TCA, on the other hand, tends to mute the base, anticipated character of the wine, concealing those strawberry and blackberry notes beneath a fuggy blanket of unwashed wet dogs. To put it simply; if the wine smells bad and is not what you expected, it probably has cork taint.
Needless to say, if a wine doesn’t have a cork, it doesn’t get corked, and thus the obvious defence against cork taint is to not use cork at all. This fairly robust approach has been adopted en masse by the nations of the New World, most notably in wines from New Zealand and Australia, where screw caps are the sealing method of choice.
Screw caps contain a liner on the underside of the lid that seals the bottle and prevents almost all contact between the contents and outside environment – a solution that certainly mitigates the potential for external contamination, but also inhibits the beneficial effects of gradual oxidisation that are so crucial for developing the taste profile of aged, bottle maturing wines.
Screw caps that do allow a small level of oxygen ingress have been developed, but it is widely considered to be too soon to accurately discern the long-term effects that screw caps have on ageing wine. Plastic corks, another sealing solution, both often fail to provide a secure, airtight fit and have been known to impart a rubbery, plastic-like flavour after extended periods of wine contact.
Glass stoppers, increasingly seen atop more artisan, boutique style wines, act as an effective seal, but once again almost completely inhibit any oxidisation.
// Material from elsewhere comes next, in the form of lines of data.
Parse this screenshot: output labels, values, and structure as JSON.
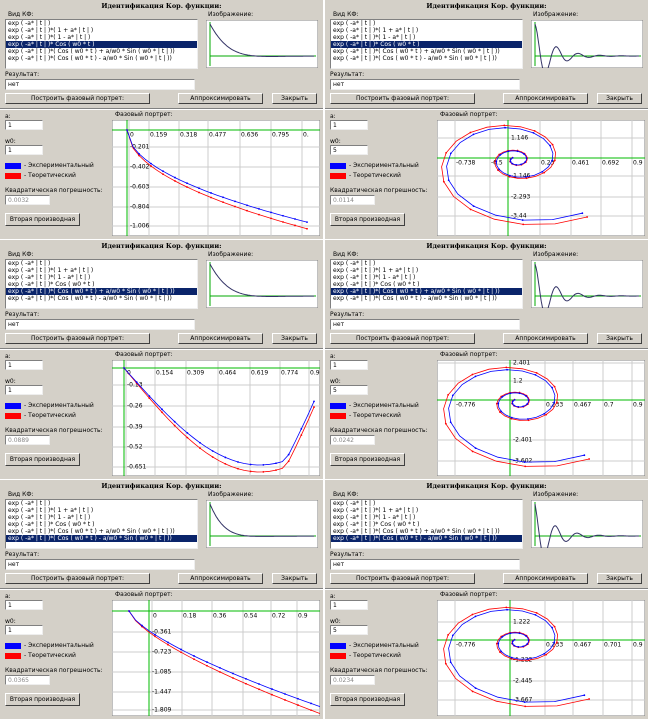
{
  "common": {
    "title": "Идентификация Кор. функции:",
    "kf_label": "Вид КФ:",
    "items": [
      "exp ( -a* | t | )",
      "exp ( -a* | t | )*( 1 + a* | t | )",
      "exp ( -a* | t | )*( 1 - a* | t | )",
      "exp ( -a* | t | )* Cos ( w0 * t )",
      "exp ( -a* | t | )*( Cos ( w0 * t ) + a/w0 * Sin ( w0 * | t | ))",
      "exp ( -a* | t | )*( Cos ( w0 * t ) - a/w0 * Sin ( w0 * | t | ))"
    ],
    "image_label": "Изображение:",
    "result_label": "Результат:",
    "build_button": "Построить фазовый портрет:",
    "approx_button": "Аппроксимировать",
    "close_button": "Закрыть",
    "a_label": "a:",
    "w0_label": "w0:",
    "legend_experimental": "- Экспериментальный",
    "legend_theoretical": "- Теоретический",
    "error_label": "Квадратическая погрешность:",
    "derivative_button": "Вторая производная",
    "portrait_label": "Фазовый портрет:"
  },
  "panels": [
    {
      "selected": 3,
      "result": "нет",
      "a": "1",
      "w0": "1",
      "error": "0.0032",
      "xticks": [
        "0",
        "0.159",
        "0.318",
        "0.477",
        "0.636",
        "0.795",
        "0."
      ],
      "yticks": [
        "-0.201",
        "-0.402",
        "-0.603",
        "-0.804",
        "-1.006"
      ]
    },
    {
      "selected": 3,
      "result": "нет",
      "a": "1",
      "w0": "5",
      "error": "0.0114",
      "xticks": [
        "-0.738",
        "-0.5",
        "0.23",
        "0.461",
        "0.692",
        "0.9"
      ],
      "yticks": [
        "1.146",
        "-1.146",
        "-2.293",
        "-3.44"
      ]
    },
    {
      "selected": 4,
      "result": "нет",
      "a": "1",
      "w0": "1",
      "error": "0.0889",
      "xticks": [
        "0",
        "0.154",
        "0.309",
        "0.464",
        "0.619",
        "0.774",
        "0.9"
      ],
      "yticks": [
        "-0.13",
        "-0.26",
        "-0.39",
        "-0.52",
        "-0.651"
      ]
    },
    {
      "selected": 4,
      "result": "нет",
      "a": "1",
      "w0": "5",
      "error": "0.0242",
      "xticks": [
        "-0.776",
        "0.233",
        "0.467",
        "0.7",
        "0.9"
      ],
      "yticks": [
        "2.401",
        "1.2",
        "-2.401",
        "-3.602"
      ]
    },
    {
      "selected": 5,
      "result": "нет",
      "a": "1",
      "w0": "1",
      "error": "0.0365",
      "xticks": [
        "0",
        "0.18",
        "0.36",
        "0.54",
        "0.72",
        "0.9"
      ],
      "yticks": [
        "-0.361",
        "-0.723",
        "-1.085",
        "-1.447",
        "-1.809"
      ]
    },
    {
      "selected": 5,
      "result": "нет",
      "a": "1",
      "w0": "5",
      "error": "0.0234",
      "xticks": [
        "-0.776",
        "0.233",
        "0.467",
        "0.701",
        "0.9"
      ],
      "yticks": [
        "1.222",
        "-1.222",
        "-2.445",
        "-3.667"
      ]
    }
  ]
}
Cork then, seems destined to be around for a while yet. Advances in sterilisation techniques (using peroxide bleaching rather than chlorine based agents) have somewhat reduced the prevalence of corked wine in the industry, but eradicating the problem altogether currently seems impossible.
In the meantime, it is down to the consumer to know when they can get their money back. Unless the bottle in question is a particularly rare, expensive or similarly ‘one-off’ item, then it is certainly not unreasonable to request a replacement, and if no replacement is to be had, then to receive the money back – if a merchant or restaurant is unwilling to refund you, then they ultimately don’t deserve your custom.
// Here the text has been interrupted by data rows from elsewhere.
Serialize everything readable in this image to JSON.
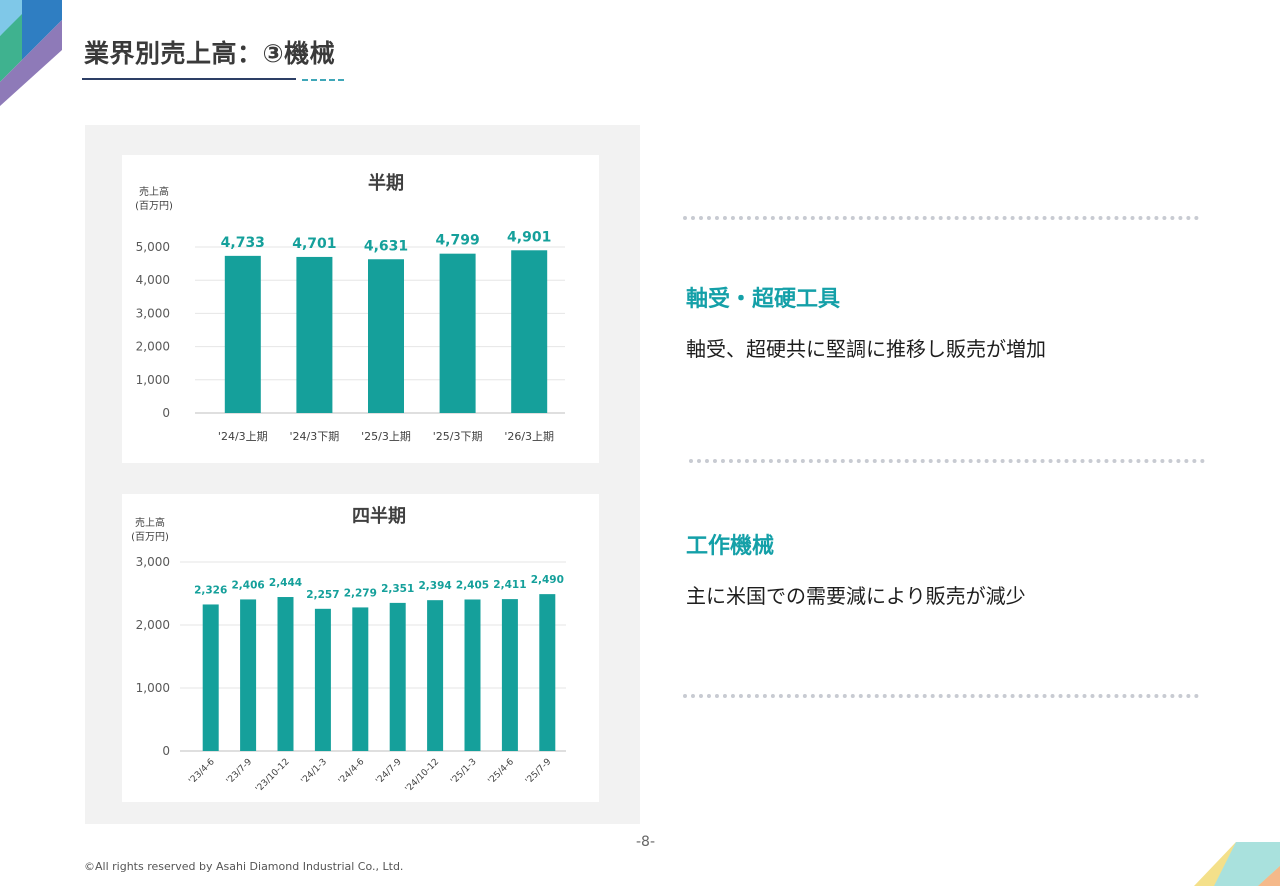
{
  "page": {
    "title": "業界別売上高：③機械",
    "page_number": "-8-",
    "copyright": "©All rights reserved by Asahi Diamond Industrial Co., Ltd."
  },
  "colors": {
    "bar": "#15a09b",
    "label": "#15a09b",
    "accent": "#14a0a8",
    "title_line": "#2d3f66"
  },
  "chart_data": [
    {
      "type": "bar",
      "title": "半期",
      "ylabel": "売上高\n(百万円)",
      "categories": [
        "'24/3上期",
        "'24/3下期",
        "'25/3上期",
        "'25/3下期",
        "'26/3上期"
      ],
      "values": [
        4733,
        4701,
        4631,
        4799,
        4901
      ],
      "value_labels": [
        "4,733",
        "4,701",
        "4,631",
        "4,799",
        "4,901"
      ],
      "ylim": [
        0,
        5000
      ],
      "yticks": [
        0,
        1000,
        2000,
        3000,
        4000,
        5000
      ],
      "ytick_labels": [
        "0",
        "1,000",
        "2,000",
        "3,000",
        "4,000",
        "5,000"
      ],
      "grid": true
    },
    {
      "type": "bar",
      "title": "四半期",
      "ylabel": "売上高\n(百万円)",
      "categories": [
        "'23/4-6",
        "'23/7-9",
        "'23/10-12",
        "'24/1-3",
        "'24/4-6",
        "'24/7-9",
        "'24/10-12",
        "'25/1-3",
        "'25/4-6",
        "'25/7-9"
      ],
      "values": [
        2326,
        2406,
        2444,
        2257,
        2279,
        2351,
        2394,
        2405,
        2411,
        2490
      ],
      "value_labels": [
        "2,326",
        "2,406",
        "2,444",
        "2,257",
        "2,279",
        "2,351",
        "2,394",
        "2,405",
        "2,411",
        "2,490"
      ],
      "ylim": [
        0,
        3000
      ],
      "yticks": [
        0,
        1000,
        2000,
        3000
      ],
      "ytick_labels": [
        "0",
        "1,000",
        "2,000",
        "3,000"
      ],
      "grid": true
    }
  ],
  "sections": [
    {
      "heading": "軸受・超硬工具",
      "text": "軸受、超硬共に堅調に推移し販売が増加"
    },
    {
      "heading": "工作機械",
      "text": "主に米国での需要減により販売が減少"
    }
  ]
}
But despite all the boo-hoos and the pitfalls, corks have a certain elegance, an historic class that any substitute would be hard to replace. There’s something immensely satisfying about the slick, slim foil, the twist of a corkscrew, the leverage, the soft pop as it’s pulled from the neck. It’ll be a long time before we see the back of them. The best we can do in the meantime, is enjoy the ride, shrug our shoulders, and think of the 100 other bottles we enjoyed that were just as good as we’d hoped.